Nunca como ahora la educación financiera debe empezar a temprana edad y, por ende, en el hogar. Los padres son los primeros llamados a educar con el ejemplo, sobre cómo administrar sana y responsablemente el dinero a lo largo de la vida. El ahorro es un hábito y como tal se aprende. Los niños que saben gestionar sus ingresos y gastos estarán mejor preparados para el futuro. A continuación, te brindamos algunos tips sobre cómo inculcarlo:

  1. Si es posible, provéele una cantidad fija de dinero al mes (acorde a su edad) para sus gastos. Tu hijo (a) debe administrarla. Acompaña el proceso ayudándole a pensar y analizar.
  2. Enséñale el “valor” de las cosas (implícito en el trabajo y el esfuerzo propio), así como su valor de uso.
  3. Ayúdale a priorizar ¿Qué es importante y qué imprescindible?, es decir, a establecer la diferencia entre lo que necesita y lo que quiere.

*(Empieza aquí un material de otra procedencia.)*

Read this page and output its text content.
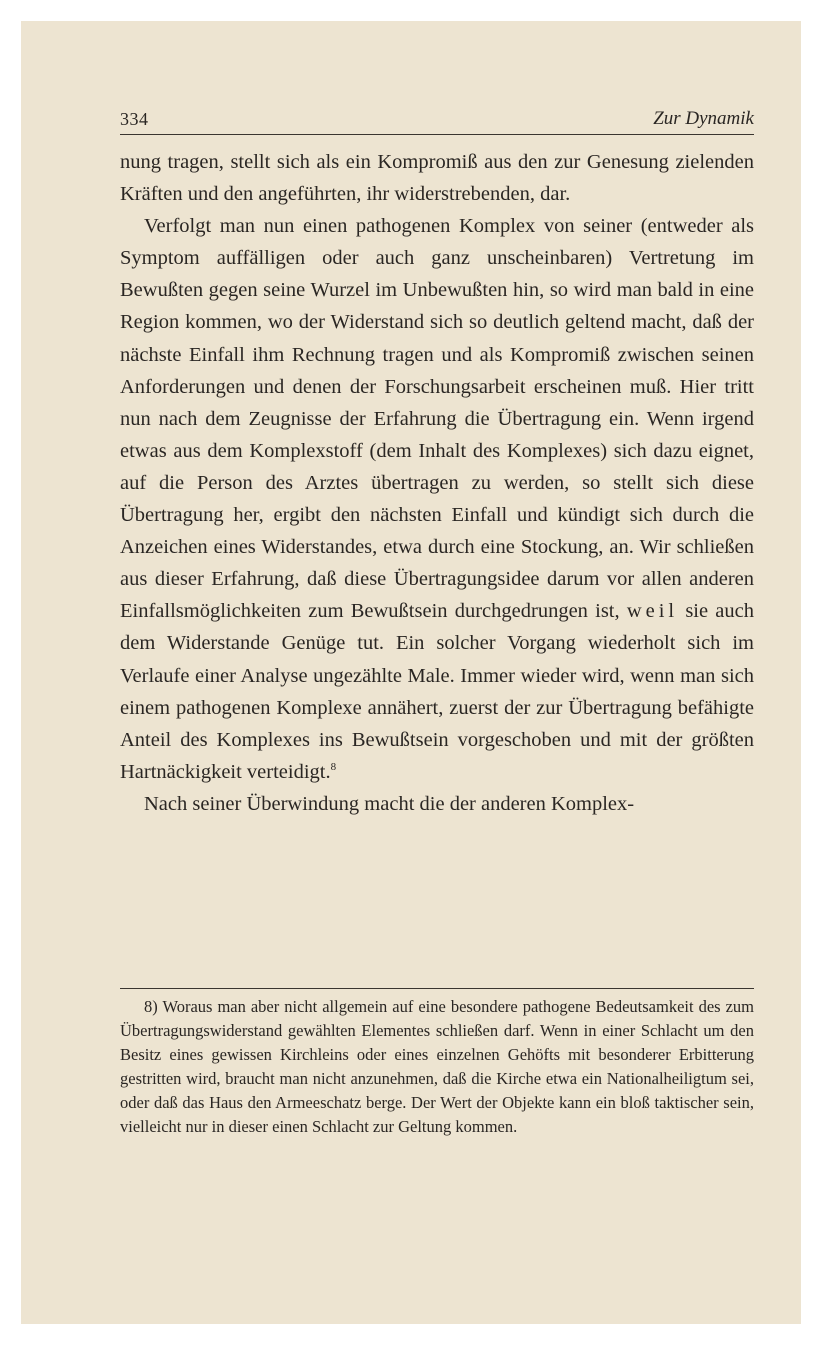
334	Zur Dynamik

nung tragen, stellt sich als ein Kompromiß aus den zur Genesung zielenden Kräften und den angeführten, ihr widerstrebenden, dar.

Verfolgt man nun einen pathogenen Komplex von seiner (entweder als Symptom auffälligen oder auch ganz unscheinbaren) Vertretung im Bewußten gegen seine Wurzel im Unbewußten hin, so wird man bald in eine Region kommen, wo der Widerstand sich so deutlich geltend macht, daß der nächste Einfall ihm Rechnung tragen und als Kompromiß zwischen seinen Anforderungen und denen der Forschungsarbeit erscheinen muß. Hier tritt nun nach dem Zeugnisse der Erfahrung die Übertragung ein. Wenn irgend etwas aus dem Komplexstoff (dem Inhalt des Komplexes) sich dazu eignet, auf die Person des Arztes übertragen zu werden, so stellt sich diese Übertragung her, ergibt den nächsten Einfall und kündigt sich durch die Anzeichen eines Widerstandes, etwa durch eine Stockung, an. Wir schließen aus dieser Erfahrung, daß diese Übertragungsidee darum vor allen anderen Einfallsmöglichkeiten zum Bewußtsein durchgedrungen ist, weil sie auch dem Widerstande Genüge tut. Ein solcher Vorgang wiederholt sich im Verlaufe einer Analyse ungezählte Male. Immer wieder wird, wenn man sich einem pathogenen Komplexe annähert, zuerst der zur Übertragung befähigte Anteil des Komplexes ins Bewußtsein vorgeschoben und mit der größten Hartnäckigkeit verteidigt.$^8$

Nach seiner Überwindung macht die der anderen Komplex-

8) Woraus man aber nicht allgemein auf eine besondere pathogene Bedeutsamkeit des zum Übertragungswiderstand gewählten Elementes schließen darf. Wenn in einer Schlacht um den Besitz eines gewissen Kirchleins oder eines einzelnen Gehöfts mit besonderer Erbitterung gestritten wird, braucht man nicht anzunehmen, daß die Kirche etwa ein Nationalheiligtum sei, oder daß das Haus den Armeeschatz berge. Der Wert der Objekte kann ein bloß taktischer sein, vielleicht nur in dieser einen Schlacht zur Geltung kommen.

  4. Invítalo a hacer una lista y fijarse objetivos alcanzables para su edad y presupuesto. Puedes, incluso, pedirle que los dibuje o coloque fotografías en lugares visibles.
  5. Asístele para elaborar un plan de ahorro. Al inicio una alcancía es ideal para que vea o sienta crecer sus ahorros. Luego debe transitar a la libreta para que aprenda qué es una tasa de interés y conozca que existen instituciones donde puede depositar su dinero. Bantrab pone a tu disposición el plan “La Colmenita”.

Los objetivos, plazos y montos deben crecer, en la medida que tu hijo lo hace. No olvides que el ahorro también es inversión, les ayudará a enfrentar emergencias y será su mejor respaldo a futuro.